My family, especially my grandparents, came from very sparse and austere beginnings where little was thrown away or wasted without first asking if it could serve another purpose. Little did they know that they were some of the earliest environmentalists. Nowadays, it’s more than a matter of pinching pennies–but being “green” can be profitable, nevertheless.
Have a ‘Can Do’ Attitude
I remember the old garbage can that my grandfather used to save his aluminum cans in, some picked up on evening walks along a rural road, some that he had sipped dry himself. With the price of metals rising, due mainly to the industrialization of emerging nations like India and China, recycled aluminum cans can fetch .60 a pound, pull tabs even more. Just in case you’re wondering, approximately 24 12 oz cans make a pound.
Waste Not, Want Not
Food scraps never went into the garbage. They went into the garden. Leftovers will break down and return to the earth, enriching the soil around it. This is especially true of nutrient laden eggshells, coffee grounds and fruit peelings from oranges and bananas. Whether you have a full-flung garden or just a potted plant or two you can save on fertilizer and plant food by composting your scraps into the soil.

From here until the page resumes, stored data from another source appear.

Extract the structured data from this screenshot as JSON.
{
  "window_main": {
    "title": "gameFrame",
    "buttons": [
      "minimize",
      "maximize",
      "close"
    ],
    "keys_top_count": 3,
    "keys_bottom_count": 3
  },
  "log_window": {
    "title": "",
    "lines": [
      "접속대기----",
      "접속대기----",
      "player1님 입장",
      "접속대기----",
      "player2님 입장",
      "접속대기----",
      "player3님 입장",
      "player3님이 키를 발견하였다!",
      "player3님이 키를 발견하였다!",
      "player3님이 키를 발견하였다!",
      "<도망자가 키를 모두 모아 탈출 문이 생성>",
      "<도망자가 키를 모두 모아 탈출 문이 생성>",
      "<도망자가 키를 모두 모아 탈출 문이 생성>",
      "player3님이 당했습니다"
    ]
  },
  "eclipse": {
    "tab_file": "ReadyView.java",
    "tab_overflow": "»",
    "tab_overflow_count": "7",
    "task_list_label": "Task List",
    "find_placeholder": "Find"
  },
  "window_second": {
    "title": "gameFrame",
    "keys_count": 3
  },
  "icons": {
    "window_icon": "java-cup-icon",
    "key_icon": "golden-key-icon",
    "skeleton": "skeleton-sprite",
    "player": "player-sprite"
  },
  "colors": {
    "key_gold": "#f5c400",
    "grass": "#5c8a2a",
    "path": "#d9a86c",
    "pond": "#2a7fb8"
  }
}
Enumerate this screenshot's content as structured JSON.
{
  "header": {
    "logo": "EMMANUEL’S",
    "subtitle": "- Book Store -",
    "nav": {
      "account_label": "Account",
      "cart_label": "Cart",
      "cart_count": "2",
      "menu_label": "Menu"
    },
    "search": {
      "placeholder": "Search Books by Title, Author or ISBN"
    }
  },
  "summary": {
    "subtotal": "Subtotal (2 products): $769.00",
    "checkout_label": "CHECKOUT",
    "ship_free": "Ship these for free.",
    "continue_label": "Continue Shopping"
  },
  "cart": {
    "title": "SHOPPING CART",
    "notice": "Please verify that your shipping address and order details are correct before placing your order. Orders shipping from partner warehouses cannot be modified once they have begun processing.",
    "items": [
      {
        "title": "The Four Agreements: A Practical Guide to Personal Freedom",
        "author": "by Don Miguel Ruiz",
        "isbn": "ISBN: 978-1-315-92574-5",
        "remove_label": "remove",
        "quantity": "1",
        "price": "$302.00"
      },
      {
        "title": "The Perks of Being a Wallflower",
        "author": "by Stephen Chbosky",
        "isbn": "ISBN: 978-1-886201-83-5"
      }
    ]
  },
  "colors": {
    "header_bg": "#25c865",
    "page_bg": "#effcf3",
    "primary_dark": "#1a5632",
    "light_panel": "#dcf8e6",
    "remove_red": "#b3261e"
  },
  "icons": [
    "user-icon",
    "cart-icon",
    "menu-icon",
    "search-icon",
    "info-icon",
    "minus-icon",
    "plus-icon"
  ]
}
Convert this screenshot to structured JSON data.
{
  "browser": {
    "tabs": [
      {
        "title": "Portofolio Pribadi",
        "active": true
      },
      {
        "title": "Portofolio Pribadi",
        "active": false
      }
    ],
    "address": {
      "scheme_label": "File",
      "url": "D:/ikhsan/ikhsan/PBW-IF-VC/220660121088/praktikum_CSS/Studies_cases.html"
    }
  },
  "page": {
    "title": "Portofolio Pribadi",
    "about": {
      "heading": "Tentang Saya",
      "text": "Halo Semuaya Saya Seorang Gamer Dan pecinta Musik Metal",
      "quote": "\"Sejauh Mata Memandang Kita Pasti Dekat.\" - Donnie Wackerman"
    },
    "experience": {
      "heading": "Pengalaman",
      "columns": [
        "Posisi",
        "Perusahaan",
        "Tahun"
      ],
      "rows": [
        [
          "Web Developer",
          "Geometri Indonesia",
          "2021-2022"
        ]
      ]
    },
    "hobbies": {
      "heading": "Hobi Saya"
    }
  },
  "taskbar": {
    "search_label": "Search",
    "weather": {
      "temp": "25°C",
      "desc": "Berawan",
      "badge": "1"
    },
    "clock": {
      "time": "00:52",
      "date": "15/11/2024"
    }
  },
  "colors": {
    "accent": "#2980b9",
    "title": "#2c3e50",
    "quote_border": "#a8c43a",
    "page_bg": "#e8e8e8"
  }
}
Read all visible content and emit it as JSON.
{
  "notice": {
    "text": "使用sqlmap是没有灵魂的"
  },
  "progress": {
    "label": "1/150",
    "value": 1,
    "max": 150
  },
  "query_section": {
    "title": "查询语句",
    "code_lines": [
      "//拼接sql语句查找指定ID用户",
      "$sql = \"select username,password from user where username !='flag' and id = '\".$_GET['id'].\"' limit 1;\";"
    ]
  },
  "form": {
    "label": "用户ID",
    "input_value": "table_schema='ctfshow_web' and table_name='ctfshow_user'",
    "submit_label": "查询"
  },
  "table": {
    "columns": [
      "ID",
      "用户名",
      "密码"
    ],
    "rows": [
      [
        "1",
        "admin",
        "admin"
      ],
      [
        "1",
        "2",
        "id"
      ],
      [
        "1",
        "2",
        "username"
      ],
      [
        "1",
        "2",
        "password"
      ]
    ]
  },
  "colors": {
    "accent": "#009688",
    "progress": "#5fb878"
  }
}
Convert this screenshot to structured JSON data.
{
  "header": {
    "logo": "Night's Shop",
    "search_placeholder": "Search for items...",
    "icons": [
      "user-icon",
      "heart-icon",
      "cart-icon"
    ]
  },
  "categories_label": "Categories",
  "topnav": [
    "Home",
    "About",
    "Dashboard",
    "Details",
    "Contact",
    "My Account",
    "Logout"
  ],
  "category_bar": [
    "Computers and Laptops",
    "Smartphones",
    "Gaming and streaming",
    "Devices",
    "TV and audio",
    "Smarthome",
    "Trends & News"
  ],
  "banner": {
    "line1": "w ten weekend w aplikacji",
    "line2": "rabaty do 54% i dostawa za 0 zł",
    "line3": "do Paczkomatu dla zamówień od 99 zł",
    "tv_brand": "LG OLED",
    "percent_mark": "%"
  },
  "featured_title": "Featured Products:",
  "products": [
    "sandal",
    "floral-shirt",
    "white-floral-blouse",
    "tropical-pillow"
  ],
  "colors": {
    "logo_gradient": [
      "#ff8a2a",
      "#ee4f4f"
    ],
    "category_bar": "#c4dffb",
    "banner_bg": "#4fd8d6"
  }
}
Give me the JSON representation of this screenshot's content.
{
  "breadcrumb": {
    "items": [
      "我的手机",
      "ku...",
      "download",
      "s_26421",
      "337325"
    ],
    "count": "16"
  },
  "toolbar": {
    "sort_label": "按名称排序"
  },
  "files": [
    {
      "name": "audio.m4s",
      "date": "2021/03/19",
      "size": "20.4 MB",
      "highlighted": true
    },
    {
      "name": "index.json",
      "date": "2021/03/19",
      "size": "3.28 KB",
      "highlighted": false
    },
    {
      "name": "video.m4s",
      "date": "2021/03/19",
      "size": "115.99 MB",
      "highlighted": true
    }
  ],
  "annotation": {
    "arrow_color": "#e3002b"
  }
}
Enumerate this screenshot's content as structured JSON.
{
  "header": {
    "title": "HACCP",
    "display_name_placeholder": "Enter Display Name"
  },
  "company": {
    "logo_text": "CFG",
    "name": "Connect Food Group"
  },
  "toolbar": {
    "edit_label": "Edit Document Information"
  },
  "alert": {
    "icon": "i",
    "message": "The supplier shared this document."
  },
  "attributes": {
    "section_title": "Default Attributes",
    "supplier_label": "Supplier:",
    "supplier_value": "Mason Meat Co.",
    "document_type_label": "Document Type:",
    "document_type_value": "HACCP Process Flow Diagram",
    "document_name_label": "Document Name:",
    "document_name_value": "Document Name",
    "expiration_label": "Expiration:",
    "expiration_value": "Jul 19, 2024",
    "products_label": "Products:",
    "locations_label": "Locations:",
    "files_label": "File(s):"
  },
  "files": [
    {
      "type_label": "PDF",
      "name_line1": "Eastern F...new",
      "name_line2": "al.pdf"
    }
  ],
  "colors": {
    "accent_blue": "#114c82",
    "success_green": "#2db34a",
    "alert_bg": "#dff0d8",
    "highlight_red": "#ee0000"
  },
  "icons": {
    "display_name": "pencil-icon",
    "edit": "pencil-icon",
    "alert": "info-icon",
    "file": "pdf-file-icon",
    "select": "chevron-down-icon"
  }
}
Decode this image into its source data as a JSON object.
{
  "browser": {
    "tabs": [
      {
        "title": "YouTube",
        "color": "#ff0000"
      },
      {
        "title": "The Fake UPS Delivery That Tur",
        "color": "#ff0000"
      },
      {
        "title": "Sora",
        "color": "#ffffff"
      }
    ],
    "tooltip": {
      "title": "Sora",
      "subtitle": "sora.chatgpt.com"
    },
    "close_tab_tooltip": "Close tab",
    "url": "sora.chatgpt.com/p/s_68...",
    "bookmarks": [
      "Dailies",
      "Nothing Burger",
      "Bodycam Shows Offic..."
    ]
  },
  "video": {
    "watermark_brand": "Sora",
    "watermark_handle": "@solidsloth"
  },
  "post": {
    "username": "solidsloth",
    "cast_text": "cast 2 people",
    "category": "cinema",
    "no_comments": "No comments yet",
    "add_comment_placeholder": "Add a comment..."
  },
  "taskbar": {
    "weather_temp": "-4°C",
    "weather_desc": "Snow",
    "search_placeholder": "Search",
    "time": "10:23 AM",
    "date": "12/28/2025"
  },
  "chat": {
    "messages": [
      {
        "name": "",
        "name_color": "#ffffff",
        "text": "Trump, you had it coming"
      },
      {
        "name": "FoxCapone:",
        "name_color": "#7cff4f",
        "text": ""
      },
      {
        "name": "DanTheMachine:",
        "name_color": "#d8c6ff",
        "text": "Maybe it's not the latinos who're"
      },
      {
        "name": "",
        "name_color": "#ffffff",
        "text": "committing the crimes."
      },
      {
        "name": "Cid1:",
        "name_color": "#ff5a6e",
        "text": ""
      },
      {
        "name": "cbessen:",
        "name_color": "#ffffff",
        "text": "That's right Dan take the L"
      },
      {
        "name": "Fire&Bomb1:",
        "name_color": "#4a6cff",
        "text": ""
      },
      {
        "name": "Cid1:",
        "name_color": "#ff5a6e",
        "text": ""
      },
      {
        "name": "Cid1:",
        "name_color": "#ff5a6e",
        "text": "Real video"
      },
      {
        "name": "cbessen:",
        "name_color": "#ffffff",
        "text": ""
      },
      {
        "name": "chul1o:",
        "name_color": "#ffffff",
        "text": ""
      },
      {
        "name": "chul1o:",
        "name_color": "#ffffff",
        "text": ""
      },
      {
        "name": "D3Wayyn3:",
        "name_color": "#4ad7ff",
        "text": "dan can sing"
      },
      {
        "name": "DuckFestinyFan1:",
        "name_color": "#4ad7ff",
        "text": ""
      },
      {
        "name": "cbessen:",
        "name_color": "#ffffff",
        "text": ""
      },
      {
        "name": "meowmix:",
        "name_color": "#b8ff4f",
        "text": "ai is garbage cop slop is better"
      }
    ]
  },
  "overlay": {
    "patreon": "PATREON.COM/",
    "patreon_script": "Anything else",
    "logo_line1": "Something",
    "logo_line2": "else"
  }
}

Get Your Martha Stewart On
Cool Whip containers for food storage. Pickle jars as piggy banks. Cheese boxes to hold my baseball cards. These are all thrifty things me and my family used to do, not knowing that we were also being kind to Mother Earth. You can save money and land-fill space by turning things like these into items of everyday usefulness instead of buying them at your local big chain retailer. For additional flair, get creative in decorating your pickle jar piggy bank. A simple Internet search will turn up hundreds, if not thousands, of ideas.
Let There Be Light
My grandparents lived through the Great Depression and electricity was somewhat of a luxury to them in those days. Some evenings I would visit them and they would have the lights turned off, reading a book (usually the Bible or Progressive Farmer) by candlelight or oil lamp. Although I prefer not to do this, I do prefer using compact florescent light bulbs over the traditional incandescent bulbs (CFL’s). They may cost more but they are proven to save electricity and money over time. The long life and reduced hassle of changing bulbs is just an added benefit.
Come to the Well
There was a time when people would have thought you crazy to buy bottled water when you could drink it for free out of the tap. My grandparents would have for sure and those days and that old-fashioned train of thought may be coming back. There is a push in this country to reduce the amount of plastic water bottles in landfills buy drinking filtered tap water. Grant it, this movement is being spurred largely by the companies selling the filters, but it does make complete financial and environmental sense given the millions of bottles Americans go through annually. Faucet mounted or pitcher style filtration systems are largely a one-time cost that will save boo-koo bucks over just a short period of time.
What are some other common sense money-saving and earth friendly habits that you can practice? They may be only as far away as some good memories.